Labor shows its CLERP hand

commissions/CFP/disclosure/financial-services-licence/financial-planning-association/financial-adviser/

8 June 2000
| By John Wilkinson |

The Labor Party will support the reforms outlined in CLERP 6 subject to a few amendments which will probably delay its introduction, says shadow minister for financial services and regulation, Senator Stephen Conroy.

The Labor Party will support the reforms outlined in CLERP 6 subject to a few amendments which will probably delay its introduction, says shadow minister for financial services and regulation, Senator Stephen Conroy.

Speaking at the CFP conference in Hobart late last month, Conroy says the January 1 timetable for next year might be “ambitious” as the draft bill has now been referred to the Joint Parliamentary Committee on Corporations and Securities.

“The purpose of referring the draft bill to the committee was to enable all parties to be consulted and all concerns raised and discussed well before the bill entered Parliament,” Conroy says.

“This means the government’s commitment to having CLERP 6 commence on January 1 might be ambitious.”

Labor has concerns over exempting certain professional bodies from the licensing regime facing planners, a concern shred by the Financial Planning Association.
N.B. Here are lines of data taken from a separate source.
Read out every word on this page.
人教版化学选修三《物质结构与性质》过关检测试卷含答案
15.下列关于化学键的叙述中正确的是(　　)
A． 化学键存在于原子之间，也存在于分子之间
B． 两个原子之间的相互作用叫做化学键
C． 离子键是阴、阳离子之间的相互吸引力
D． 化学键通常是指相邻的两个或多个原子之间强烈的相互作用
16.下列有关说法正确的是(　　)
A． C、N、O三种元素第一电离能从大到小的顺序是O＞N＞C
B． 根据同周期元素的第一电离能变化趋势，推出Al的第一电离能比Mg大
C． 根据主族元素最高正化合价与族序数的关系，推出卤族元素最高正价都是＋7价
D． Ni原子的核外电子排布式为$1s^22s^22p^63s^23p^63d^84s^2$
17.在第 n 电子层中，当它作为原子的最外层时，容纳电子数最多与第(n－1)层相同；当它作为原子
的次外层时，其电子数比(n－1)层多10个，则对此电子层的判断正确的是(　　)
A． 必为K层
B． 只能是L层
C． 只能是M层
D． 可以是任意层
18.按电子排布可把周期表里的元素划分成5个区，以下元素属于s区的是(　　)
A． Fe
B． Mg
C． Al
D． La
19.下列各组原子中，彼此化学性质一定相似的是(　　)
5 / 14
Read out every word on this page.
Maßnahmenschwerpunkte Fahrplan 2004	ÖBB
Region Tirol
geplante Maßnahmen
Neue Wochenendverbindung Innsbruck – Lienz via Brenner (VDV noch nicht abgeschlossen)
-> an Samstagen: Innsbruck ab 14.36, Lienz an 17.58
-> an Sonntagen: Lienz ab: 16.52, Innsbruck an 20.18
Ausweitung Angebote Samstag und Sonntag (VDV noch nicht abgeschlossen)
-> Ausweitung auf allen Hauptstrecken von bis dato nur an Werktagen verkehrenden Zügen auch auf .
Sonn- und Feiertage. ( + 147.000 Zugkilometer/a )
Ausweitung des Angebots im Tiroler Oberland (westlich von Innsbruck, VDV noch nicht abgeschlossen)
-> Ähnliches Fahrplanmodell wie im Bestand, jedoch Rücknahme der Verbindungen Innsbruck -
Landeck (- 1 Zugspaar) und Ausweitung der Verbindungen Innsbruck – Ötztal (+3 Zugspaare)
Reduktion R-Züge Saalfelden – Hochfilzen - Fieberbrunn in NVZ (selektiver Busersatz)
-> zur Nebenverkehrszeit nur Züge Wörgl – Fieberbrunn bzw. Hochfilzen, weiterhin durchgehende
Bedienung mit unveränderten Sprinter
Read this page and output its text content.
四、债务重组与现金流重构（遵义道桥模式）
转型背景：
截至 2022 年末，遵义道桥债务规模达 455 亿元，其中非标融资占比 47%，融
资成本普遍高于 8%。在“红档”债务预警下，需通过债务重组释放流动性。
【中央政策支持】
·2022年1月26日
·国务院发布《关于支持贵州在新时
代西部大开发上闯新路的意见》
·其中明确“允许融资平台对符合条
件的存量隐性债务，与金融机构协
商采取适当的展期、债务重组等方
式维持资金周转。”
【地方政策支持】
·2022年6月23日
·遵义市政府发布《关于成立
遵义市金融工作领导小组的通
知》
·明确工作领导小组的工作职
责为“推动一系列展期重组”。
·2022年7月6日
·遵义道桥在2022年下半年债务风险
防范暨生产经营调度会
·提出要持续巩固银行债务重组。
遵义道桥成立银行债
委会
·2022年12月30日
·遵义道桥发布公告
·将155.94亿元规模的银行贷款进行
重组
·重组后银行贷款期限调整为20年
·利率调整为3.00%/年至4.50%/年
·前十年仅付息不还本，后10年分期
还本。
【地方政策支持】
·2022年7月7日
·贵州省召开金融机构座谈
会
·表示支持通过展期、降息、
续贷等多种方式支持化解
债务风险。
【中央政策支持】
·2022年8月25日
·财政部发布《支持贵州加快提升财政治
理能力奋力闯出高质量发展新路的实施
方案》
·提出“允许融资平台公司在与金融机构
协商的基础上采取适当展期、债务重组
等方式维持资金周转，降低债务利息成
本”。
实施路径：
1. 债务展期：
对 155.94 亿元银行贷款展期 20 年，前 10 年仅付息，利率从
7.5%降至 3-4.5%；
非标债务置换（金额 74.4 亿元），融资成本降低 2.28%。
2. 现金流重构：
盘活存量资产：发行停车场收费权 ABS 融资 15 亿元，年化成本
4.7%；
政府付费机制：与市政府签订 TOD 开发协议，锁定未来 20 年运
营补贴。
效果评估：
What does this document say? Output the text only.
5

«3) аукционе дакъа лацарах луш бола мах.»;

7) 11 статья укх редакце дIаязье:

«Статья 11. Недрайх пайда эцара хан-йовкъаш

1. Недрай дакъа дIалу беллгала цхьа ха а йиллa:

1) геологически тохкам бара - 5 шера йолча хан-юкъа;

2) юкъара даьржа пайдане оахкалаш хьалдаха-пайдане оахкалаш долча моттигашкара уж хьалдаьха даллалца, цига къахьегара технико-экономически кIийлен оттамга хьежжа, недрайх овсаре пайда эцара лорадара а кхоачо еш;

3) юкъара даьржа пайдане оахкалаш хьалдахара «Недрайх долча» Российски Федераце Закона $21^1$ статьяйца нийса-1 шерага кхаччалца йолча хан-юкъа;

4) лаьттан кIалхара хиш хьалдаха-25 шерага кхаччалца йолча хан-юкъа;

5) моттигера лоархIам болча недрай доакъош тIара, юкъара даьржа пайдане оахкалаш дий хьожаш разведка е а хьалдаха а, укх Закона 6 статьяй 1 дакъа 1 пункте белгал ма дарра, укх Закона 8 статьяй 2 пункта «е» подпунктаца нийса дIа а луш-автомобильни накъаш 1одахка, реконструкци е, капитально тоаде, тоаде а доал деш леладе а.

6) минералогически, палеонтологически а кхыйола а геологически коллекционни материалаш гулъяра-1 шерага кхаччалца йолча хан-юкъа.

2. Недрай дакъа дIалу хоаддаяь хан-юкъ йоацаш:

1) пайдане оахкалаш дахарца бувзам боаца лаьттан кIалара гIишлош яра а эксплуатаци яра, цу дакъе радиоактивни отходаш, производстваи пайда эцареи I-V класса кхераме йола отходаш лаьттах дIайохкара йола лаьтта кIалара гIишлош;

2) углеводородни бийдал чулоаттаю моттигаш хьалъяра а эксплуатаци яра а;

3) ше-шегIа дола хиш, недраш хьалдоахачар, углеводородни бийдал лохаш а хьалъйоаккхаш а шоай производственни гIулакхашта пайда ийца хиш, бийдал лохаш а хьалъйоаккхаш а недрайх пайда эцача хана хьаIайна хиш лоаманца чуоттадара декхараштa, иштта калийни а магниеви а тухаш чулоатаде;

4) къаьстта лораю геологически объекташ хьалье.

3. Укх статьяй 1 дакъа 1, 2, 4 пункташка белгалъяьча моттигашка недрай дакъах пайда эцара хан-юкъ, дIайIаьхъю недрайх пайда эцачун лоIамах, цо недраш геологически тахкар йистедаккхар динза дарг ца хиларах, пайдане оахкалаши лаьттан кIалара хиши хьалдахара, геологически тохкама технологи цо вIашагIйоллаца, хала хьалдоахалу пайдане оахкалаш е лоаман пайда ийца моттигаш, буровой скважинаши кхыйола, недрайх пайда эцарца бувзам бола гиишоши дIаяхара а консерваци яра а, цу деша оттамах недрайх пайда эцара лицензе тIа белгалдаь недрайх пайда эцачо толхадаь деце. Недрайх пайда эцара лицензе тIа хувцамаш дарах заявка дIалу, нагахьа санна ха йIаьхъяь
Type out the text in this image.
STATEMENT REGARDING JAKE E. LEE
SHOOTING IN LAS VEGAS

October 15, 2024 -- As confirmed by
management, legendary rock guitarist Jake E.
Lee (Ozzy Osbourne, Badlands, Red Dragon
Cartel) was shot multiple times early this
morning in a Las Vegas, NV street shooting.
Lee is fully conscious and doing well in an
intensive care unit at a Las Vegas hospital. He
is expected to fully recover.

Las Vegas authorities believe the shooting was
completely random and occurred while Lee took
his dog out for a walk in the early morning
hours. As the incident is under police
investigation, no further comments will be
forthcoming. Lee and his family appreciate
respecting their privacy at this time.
Conroy said that while CLERP had the potential to provide a competitive-neutral regime on licensing, the professional bodies exemption went against the spirit of the bill.

“I am concerned, like the FPA, about proposals to permit ASIC to exempt certain professional bodies, which offer incidental advice as part of their profession, from the requirement to be licensed,” he says.

“It must be asked why not just apply for a financial services licence? This has the advantage of ensuring competitive neutrality and avoids the creation of a self-regulatory regime alongside the provisions of the corporations law.”

Another area of the bill that concerns Conroy is the disclosure of back-office commissions.

He believes commission disclosure is a critical part of the decision-making process for consumers.

CLERP 6 states that if a payment for back-office services is included in the commission paid for an individual product, then it does not have to be disclosed.

Conroy has no problem with a payment for the service when it equals the cost of performing the back-office function.

“I remain to be convinced, however, that it is possible to ensure that the payment for the service will always equal the cost of performing the service,” he says.

“There is the potential for the payment for the service to be inflated and commission to be hidden in such a payment.”

“In that event, the performance of the back office function will influence the giving of advice. Without disclosure, the consumer will not know that the financial adviser has been so influenced.”

Conroy also argued at the conference that disclosing commissions as a percentage figure was not understood by the consumer and it should always be presented in dollar terms.